Bridget Riley (ENGLISH, 1931)

Elapse, 1982

Color silkscreen

100 x 60 cm

 

Riley was born in London in 1931 into a family of printers and moved to Lincolnshire in 1938.

During WWII Riley's father was drafted into the armed services and she was evacuated to a cottage in Cornwall. She was studied at the Royal College of Art (1952–55), where her fellow students included artists Peter Blake, Geoffrey Harcourt and Frank Auerbach. In 1955 Riley graduated with a BA degree.

In 1956, she nursed her father, after he was involved in a serious car crash, and herself suffered a breakdown. After this she worked in a glassware shop and taught children. She eventually joined the J. Walter Thompson advertising agency, as an illustrator, where she worked part-time until 1962. The large Whitechapel Gallery exhibition of Jackson Pollock in 1958, had a major impact on her.

Her early work was figurative with a semi-impressionist style.
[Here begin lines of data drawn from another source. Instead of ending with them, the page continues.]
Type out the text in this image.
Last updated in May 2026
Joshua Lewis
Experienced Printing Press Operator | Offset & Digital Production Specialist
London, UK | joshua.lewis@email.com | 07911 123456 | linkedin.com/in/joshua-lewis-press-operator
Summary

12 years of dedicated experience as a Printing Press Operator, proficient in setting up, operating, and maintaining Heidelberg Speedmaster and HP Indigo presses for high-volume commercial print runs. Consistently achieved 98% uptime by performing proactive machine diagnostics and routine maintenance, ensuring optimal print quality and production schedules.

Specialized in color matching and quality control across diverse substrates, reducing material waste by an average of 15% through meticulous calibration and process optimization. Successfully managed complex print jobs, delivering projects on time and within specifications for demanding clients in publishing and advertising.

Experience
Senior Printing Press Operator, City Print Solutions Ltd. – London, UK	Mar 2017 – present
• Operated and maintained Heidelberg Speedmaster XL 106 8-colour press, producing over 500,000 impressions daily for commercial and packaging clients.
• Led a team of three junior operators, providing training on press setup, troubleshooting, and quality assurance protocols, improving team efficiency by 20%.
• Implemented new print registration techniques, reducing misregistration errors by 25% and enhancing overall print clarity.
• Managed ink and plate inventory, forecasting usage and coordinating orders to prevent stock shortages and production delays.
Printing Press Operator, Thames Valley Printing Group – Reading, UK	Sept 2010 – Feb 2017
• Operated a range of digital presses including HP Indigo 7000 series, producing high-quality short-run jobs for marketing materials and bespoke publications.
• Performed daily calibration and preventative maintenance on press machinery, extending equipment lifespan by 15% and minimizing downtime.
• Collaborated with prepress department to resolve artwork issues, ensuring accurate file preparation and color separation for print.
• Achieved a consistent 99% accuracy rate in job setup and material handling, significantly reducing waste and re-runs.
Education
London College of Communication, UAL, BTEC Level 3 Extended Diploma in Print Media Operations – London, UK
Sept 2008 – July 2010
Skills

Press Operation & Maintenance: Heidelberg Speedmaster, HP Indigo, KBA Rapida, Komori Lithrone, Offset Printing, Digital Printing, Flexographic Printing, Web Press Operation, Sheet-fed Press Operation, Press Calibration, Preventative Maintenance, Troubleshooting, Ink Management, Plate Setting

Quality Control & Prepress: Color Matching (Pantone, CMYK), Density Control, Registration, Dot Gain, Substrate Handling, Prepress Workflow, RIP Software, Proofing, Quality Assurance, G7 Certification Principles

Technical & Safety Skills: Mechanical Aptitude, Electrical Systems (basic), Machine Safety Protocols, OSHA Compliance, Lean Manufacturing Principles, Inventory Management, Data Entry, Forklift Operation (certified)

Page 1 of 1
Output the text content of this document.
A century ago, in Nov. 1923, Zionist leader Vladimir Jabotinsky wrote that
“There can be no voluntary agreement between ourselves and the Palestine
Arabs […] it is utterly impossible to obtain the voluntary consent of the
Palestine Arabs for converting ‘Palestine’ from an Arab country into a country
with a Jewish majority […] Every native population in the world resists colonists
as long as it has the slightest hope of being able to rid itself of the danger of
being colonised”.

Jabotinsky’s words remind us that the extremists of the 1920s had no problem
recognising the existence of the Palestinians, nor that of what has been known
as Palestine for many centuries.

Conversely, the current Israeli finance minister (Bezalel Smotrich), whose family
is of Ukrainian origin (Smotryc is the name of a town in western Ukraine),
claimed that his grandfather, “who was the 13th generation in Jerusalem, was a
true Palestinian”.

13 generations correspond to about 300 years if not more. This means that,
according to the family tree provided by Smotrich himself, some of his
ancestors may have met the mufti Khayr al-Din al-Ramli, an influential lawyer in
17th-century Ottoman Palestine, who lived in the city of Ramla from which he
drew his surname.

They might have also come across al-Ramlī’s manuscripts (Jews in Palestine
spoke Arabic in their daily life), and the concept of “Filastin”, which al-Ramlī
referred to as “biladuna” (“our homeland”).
Between 1958 and 1959 she adopted a style of painting based on the pointillist technique. Around 1960 she began to develop her signature Op Art style. In the summer of 1960 she toured Italy with mentor Maurice de Sausmarez and visited the Venice Biennale with its large exhibition of Futurist works.

In 1961, she acquired her studio in the Vaucluse plateau in France. Back in London, in 1962, Riley was given her first solo exhibition, by Victor Musgrave of Studio One.

In 1968 Riley, with Peter Sedgley and the journalist Peter Townsend, created the artists' organization SPACE (Space Provision Artistic Cultural and Educational), with the goal of providing artists large and affordable studio space.

Riley's mature style, developed during the 1960s, was influenced by a number of sources.

It was during this time that Riley began to paint the black and white works for which she is best known. They present a great variety of geometric forms that produce sensations of movement or colour.

From 1961 to 1964 she worked with the contrast of black and white, occasionally introducing tonal scales of grey. Her paintings have, since 1961, been executed by assistants from her own endlessly edited studies.

Riley began investigating colour in 1967, the year in which she produced her first stripe painting. Following a major retrospective in the early 1970s, Riley began travelling extensively. After a trip to Egypt in the early 1980s, where she was inspired by colourful hieroglyphic decoration, Riley began to explore colour and contrast. In some works, lines of colour are used to create a shimmering effect, while in others the canvas is filled with tessellating patterns.

In many works since this period, Riley has employed others to paint the pieces, while she concentrates on the actual design of her work.

Following a visit to Egypt in 1980–81 Riley created colours in what she called her 'Egyptian palette' and produced works such as the Ka and Ra series, which capture the spirit of the country, ancient and modern, and reflect the colours of the Egyptian landscape. Invoking the sensorial memory of her travels, the paintings produced between 1980 and 1985 exhibit Riley's free reconstruction of the restricted chromatic palette discovered abroad. In 1983 for the first time in fifteen years, Riley returned to Venice to once again study the paintings that form the basis of European colourism. Towards the end of the 1980s Riley's work underwent a dramatic change with the reintroduction of the diagonal in the form of a sequence of parallelograms used to disrupt and animate the vertical stripes that had characterized her previous paintings.